Coached by her grandmother and parents, Jackson learned not to dwell on encounters with racism in her predominantly White world in Miami, and to revel in her success as a class president and a champion public speaker on the high school debate circuit.
“I came to enjoy catching people off guard, disarming their conscious or unconscious stereotypes about Black people with my intelligence, articulation, preparation and ability to function well in a world that I knew expected me to fail,” she writes.
In tracing her career through the legal profession, Jackson writes for the first time about the life sentence her uncle received for a nonviolent drug offense. Jackson was a federal public defender in D.C. when Thomas Brown Jr., her father’s brother, called from a Florida prison asking his niece for help in seeking leniency — an episode first reported by The Washington Post when she was under consideration to become a justice.

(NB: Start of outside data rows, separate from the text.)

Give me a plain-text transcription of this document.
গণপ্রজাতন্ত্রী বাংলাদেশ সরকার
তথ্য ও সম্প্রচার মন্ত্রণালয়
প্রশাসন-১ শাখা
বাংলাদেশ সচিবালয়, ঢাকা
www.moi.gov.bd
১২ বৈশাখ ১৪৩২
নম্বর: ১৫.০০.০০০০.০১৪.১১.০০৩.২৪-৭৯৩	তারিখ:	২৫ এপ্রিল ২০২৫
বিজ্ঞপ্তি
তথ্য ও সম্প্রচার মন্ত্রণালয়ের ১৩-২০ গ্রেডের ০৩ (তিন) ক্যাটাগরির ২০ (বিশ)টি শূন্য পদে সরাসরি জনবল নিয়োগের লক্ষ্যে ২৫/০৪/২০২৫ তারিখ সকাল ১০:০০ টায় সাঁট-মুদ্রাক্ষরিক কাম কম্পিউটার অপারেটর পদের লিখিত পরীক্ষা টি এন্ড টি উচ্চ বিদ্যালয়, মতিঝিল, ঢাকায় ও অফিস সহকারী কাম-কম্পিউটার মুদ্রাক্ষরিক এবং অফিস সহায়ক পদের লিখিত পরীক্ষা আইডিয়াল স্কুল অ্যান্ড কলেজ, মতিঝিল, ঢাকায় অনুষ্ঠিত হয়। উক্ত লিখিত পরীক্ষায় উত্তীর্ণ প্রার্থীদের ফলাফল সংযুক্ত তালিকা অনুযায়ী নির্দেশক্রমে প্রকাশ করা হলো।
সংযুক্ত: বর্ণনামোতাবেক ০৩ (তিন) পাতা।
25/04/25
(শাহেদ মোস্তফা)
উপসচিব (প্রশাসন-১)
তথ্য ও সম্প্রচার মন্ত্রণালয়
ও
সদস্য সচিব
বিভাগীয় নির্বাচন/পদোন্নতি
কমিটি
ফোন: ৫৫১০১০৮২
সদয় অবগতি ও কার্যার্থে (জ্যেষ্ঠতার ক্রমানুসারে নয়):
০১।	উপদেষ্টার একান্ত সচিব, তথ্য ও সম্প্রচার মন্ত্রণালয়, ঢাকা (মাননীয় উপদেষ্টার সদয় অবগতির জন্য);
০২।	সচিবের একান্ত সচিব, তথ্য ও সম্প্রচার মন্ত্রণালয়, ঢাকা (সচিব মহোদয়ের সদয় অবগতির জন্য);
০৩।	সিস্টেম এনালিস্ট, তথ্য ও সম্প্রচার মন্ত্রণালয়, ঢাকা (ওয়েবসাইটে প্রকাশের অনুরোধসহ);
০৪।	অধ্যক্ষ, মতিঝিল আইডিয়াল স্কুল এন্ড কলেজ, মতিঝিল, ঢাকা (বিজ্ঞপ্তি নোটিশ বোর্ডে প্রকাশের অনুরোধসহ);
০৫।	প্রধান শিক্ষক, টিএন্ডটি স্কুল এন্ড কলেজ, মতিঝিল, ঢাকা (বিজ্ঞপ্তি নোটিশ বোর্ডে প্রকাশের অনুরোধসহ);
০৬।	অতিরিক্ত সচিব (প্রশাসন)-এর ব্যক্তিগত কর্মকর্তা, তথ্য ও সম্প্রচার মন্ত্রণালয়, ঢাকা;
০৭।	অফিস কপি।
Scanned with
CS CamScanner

“My heart raced and my hands shook as I sifted through the files, and my brow felt clammy as I studied each sheet of paper,” Jackson writes of reviewing Brown’s case files. “The tiny pilot flame of hope that I had nursed since I’d spoken with my uncle slowly bloomed into righteous anger — then died — as I realized that there was nothing in the files that either justified a life sentence or warranted a retrial or a resentencing in his case.”
After a referral from Jackson, a private law firm eventually took her uncle’s case pro bono, and President Barack Obama years later commuted his sentence. He was released in 2017. The case brought questions of sentencing policy and fundamental fairness into sharp relief for the young public defender.
“It’s one thing to read about cases and their outcomes,” she writes, “but I now had firsthand experience of the myriad ways in which criminal justice policy can destroy the lives and livelihoods of real human beings.”
The book also details her courtship and marriage to Patrick Jackson, whom she met in history class at Harvard, and the initial concerns expressed by their friends and families about their interracial relationship. Eventually, Jackson writes, the couple’s loved ones fully embraced them.
But perhaps the biggest challenge they faced was the struggle to understand their older daughter’s troubles in school.
“Unfortunately for Talia, her well-meaning, utterly devoted parents had some blind spots, likely stemming from a heightened work ethic that Patrick and I had internalized to an almost ridiculous degree,” Jackson writes.
“We took far too long to understand that Talia wasn’t neurologically wired like Patrick or me, and although she was indeed extraordinarily bright, we couldn’t simply parent her as we ourselves had been parented.”
Talia’s diagnosis with autism — in 2012, when she was 11 — was devastating, but also a relief, Jackson writes: “We could at last accept that her life was likely to be fundamentally different from the one we had envisioned for her when she was a newborn.”
The memoir includes some lighter moments as well, following Jackson as she shops in New York’s Garment District for her first judicial robes after her 2013 confirmation to the U.S. District Court in D.C., and recounting the day she discovered her signature hairstyle — tightly coiled sisterlocks.
Even in the glare of public life after her Supreme Court nomination, Jackson writes, her low-maintenance, chin-length locs “freed me to show up in the most formal legal settings wearing a neat, precise style that I love and one that also communicates my appreciation for my God-given hair texture.”